高效处理集成数据
从外部系统集成的数据一般需要经过一定的处理才能写入正式表,常见的实现需要满足下面几点:
- 定时任务触发集成数据后处理
- 防止定时任务频繁触发导致数据错乱
- 处理数据要足够快
- 大批量数据同时处理不能出现OOM
- 定时任务平台回调反馈结果
以上几点同时满足,集成数据才能准确。但是经过实践发现,团队写的代码很多都是重复的,可以考虑使用模板方法模式对集成数据进行优化。
1、算法结构
如图,抽象模板类AbstractIntegrateTemplate中的integrate方法定义了算法执行的骨架,该方法中的会调用抽象方法:countRawData、fetchRawData和insertUpdateData;这三个方法分别用来查询待处理数据总数、分批查询待处理数据、待处理数据插入正式表与更新处理状态等;具体的实现交给子类来做,这里的IntegrateBookData子类就实现了上述的三个抽象方法。
2、算法实现
首先定义抽象模板类AbstractIntegrateTemplate,该类的integrate方法定义集成数据的总体流程,为了防止出现定时任务频繁调用,导致数据错乱问题,引入分布式锁对任务进行加锁,保障一个任务完成之后,才能进行下一个任务;为了提高效率,引入线程池,采用多线程处理数据插入和数据更新
@Slf4j
public abstract class AbstractIntegrateTemplate {
private static final int BATCH_SIZE = 100;
private static final int MAX_TREAD_NUM = 10;
@Autowired
private RedissonClient redissonClient;
abstract int countRawData();
abstract public List<?> fetchRawData(int batchSize);
abstract public Integer insertUpdateData(List<?> list);
private final ExecutorService executorService = Executors.newFixedThreadPool(10);
public BasicResponse integrate(String bizKey) {
log.info("begin to integrate data,bizKey={}", bizKey);
RLock lock = redissonClient.getLock(bizKey);
int rowDataCount = 0;
Integer handledCount = 0;
long timeCost = 0;
try {
if (lock.tryLock(5, 3600, TimeUnit.SECONDS)) {
long startTime = System.currentTimeMillis();
rowDataCount = countRawData();
if (rowDataCount <= 0) {
return new BasicResponse("no new integration data need to handle");
}
int times = rowDataCount % (MAX_TREAD_NUM * BATCH_SIZE) == 0 ?

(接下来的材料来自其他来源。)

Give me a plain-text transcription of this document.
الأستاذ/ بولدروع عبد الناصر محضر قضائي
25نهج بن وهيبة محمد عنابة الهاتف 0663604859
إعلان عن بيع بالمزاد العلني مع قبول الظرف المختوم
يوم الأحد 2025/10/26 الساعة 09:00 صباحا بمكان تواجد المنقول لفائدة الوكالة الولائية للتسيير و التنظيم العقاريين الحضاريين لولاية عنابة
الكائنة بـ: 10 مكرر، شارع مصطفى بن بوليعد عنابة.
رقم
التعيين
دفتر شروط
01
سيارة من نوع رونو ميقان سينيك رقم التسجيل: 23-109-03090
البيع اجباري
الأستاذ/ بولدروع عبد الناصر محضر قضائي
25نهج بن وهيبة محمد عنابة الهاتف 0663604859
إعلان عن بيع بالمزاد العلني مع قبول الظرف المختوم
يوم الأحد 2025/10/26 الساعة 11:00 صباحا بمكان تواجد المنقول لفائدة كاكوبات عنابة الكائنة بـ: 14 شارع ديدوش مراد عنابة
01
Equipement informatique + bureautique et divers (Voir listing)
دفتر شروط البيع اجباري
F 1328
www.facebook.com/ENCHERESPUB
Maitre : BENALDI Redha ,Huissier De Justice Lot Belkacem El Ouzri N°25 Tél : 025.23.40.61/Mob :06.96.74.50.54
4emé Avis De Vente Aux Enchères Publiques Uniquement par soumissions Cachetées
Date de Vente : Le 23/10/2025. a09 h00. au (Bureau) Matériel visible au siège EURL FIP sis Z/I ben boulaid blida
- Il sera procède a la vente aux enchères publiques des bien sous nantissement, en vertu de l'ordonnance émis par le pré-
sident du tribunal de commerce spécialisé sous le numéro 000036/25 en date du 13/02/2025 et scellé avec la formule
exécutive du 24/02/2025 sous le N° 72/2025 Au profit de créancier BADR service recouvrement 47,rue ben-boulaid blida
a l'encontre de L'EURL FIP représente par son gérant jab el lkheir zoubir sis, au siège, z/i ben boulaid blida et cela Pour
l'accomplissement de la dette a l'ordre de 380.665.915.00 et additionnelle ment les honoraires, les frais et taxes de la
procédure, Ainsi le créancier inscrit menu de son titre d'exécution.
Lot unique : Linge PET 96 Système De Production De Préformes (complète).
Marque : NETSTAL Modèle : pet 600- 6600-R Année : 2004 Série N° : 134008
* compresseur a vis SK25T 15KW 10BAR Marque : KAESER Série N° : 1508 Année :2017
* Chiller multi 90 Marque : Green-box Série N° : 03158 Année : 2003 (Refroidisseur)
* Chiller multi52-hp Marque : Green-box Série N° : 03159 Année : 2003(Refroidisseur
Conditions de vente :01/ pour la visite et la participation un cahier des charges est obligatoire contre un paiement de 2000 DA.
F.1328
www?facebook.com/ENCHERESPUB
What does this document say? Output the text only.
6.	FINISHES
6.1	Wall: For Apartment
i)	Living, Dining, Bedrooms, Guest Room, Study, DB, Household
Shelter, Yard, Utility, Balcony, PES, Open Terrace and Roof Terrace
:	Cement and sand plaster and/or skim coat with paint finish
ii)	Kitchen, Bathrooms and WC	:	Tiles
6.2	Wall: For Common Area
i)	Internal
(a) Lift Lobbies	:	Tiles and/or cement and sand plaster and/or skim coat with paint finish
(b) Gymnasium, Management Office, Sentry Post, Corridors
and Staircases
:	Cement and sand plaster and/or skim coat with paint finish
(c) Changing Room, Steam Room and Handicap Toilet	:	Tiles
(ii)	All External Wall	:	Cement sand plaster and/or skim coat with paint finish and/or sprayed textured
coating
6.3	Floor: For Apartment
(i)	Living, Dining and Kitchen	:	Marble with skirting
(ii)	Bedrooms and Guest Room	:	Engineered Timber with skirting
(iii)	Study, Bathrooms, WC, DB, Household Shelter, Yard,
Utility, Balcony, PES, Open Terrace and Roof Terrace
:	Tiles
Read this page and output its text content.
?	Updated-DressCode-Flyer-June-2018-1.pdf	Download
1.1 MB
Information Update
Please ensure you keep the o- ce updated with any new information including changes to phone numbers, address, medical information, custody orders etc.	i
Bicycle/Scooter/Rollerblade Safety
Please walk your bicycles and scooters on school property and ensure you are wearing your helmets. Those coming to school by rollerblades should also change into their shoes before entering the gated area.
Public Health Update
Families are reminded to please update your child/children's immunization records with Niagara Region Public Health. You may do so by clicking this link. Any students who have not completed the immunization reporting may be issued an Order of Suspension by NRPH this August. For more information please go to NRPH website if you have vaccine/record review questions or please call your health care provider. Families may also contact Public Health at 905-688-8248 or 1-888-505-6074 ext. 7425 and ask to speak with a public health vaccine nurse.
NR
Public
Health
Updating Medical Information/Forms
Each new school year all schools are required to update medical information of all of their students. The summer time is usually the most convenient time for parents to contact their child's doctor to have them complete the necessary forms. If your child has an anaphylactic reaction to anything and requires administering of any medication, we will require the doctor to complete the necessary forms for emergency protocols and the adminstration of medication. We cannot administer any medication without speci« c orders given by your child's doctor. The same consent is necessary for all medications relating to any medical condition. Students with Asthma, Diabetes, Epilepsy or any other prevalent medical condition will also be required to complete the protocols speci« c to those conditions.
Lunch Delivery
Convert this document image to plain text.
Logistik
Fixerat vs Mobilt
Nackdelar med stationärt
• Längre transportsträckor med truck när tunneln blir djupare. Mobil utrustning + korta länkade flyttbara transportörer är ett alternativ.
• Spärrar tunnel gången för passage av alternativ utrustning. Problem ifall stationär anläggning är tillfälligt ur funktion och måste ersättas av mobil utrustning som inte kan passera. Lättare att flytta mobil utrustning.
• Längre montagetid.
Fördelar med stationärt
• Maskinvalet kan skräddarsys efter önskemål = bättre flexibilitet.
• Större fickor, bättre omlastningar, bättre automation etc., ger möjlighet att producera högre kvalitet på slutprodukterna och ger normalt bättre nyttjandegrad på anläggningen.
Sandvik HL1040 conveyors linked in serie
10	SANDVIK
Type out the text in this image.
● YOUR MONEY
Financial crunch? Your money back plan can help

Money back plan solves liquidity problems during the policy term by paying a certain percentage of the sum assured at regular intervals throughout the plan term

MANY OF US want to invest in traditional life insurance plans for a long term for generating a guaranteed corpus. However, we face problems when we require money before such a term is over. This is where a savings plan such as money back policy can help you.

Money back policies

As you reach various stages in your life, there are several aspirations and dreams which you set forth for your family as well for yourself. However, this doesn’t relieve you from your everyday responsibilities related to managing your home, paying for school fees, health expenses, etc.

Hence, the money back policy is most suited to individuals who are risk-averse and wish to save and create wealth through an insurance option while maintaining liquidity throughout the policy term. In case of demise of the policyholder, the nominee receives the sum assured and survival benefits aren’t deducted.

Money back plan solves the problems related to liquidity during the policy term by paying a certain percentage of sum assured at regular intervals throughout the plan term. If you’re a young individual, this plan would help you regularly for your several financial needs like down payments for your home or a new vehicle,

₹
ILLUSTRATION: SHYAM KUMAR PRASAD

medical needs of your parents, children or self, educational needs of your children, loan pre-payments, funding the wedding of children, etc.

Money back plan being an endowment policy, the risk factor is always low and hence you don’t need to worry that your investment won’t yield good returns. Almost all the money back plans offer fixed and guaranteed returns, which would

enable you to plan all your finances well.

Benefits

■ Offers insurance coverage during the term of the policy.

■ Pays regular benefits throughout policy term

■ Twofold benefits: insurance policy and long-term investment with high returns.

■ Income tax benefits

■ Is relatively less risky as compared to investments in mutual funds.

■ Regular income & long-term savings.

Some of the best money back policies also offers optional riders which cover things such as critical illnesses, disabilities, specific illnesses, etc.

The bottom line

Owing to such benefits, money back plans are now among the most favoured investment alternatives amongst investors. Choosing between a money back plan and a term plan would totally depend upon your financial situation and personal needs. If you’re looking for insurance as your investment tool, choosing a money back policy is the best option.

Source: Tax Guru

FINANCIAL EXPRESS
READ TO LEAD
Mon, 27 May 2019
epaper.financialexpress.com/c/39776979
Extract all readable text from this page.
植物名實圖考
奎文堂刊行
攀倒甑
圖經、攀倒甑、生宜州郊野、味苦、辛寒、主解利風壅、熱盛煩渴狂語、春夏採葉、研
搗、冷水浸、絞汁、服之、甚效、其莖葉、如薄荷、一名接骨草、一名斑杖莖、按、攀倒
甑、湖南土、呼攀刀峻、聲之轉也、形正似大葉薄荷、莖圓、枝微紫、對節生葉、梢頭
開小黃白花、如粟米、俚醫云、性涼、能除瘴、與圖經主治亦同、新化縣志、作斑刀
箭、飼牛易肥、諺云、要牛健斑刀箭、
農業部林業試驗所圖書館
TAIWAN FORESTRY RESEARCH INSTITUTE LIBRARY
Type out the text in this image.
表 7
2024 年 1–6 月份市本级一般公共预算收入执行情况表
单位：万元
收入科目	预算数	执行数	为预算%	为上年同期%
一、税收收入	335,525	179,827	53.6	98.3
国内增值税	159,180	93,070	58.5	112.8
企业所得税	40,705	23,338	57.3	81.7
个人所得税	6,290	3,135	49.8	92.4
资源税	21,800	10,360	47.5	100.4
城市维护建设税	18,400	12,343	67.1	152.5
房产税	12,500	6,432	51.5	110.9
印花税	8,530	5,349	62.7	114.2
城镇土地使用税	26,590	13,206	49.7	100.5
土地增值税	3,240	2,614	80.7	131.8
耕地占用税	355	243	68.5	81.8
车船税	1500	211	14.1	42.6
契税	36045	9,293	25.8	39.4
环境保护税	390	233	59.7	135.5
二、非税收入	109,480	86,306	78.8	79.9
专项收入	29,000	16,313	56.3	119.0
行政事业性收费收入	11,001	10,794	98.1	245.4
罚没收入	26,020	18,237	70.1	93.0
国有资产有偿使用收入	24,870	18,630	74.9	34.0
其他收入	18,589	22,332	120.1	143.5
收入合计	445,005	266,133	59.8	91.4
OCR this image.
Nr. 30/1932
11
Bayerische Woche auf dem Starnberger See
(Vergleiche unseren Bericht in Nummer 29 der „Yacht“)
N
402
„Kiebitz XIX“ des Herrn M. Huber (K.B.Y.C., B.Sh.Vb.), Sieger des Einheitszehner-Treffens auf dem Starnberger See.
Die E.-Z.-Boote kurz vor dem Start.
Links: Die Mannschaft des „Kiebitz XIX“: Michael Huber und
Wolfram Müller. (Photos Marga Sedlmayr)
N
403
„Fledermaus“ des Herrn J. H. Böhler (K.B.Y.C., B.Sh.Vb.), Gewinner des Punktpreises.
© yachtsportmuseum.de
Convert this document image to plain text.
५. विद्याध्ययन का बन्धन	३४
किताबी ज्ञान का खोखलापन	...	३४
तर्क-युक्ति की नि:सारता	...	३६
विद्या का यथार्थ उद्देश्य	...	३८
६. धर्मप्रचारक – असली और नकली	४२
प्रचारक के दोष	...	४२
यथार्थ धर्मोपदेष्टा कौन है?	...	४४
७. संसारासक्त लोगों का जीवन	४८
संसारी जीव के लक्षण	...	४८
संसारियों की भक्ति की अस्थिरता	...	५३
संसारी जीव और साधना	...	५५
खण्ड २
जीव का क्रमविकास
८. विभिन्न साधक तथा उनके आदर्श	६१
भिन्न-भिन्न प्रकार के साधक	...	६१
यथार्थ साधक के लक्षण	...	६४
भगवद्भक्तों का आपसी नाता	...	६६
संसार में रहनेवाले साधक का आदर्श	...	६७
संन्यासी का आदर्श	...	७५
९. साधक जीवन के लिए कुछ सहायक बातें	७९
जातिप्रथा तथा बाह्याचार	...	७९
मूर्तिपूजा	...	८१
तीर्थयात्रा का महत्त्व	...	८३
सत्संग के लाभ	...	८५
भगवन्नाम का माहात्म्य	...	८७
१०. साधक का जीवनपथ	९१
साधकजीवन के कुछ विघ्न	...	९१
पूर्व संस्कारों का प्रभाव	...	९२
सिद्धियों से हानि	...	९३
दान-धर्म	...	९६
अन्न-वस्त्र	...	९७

rowDataCount / (MAX_TREAD_NUM * BATCH_SIZE) : rowDataCount / (MAX_TREAD_NUM * BATCH_SIZE) + 1;
for (int i = 0; i < times; i++) {
List<?> rowData = fetchRawData(MAX_TREAD_NUM * BATCH_SIZE);
List<Future<Integer>> futureList = new ArrayList<>();
int treadNum = rowData.size() % BATCH_SIZE == 0 ?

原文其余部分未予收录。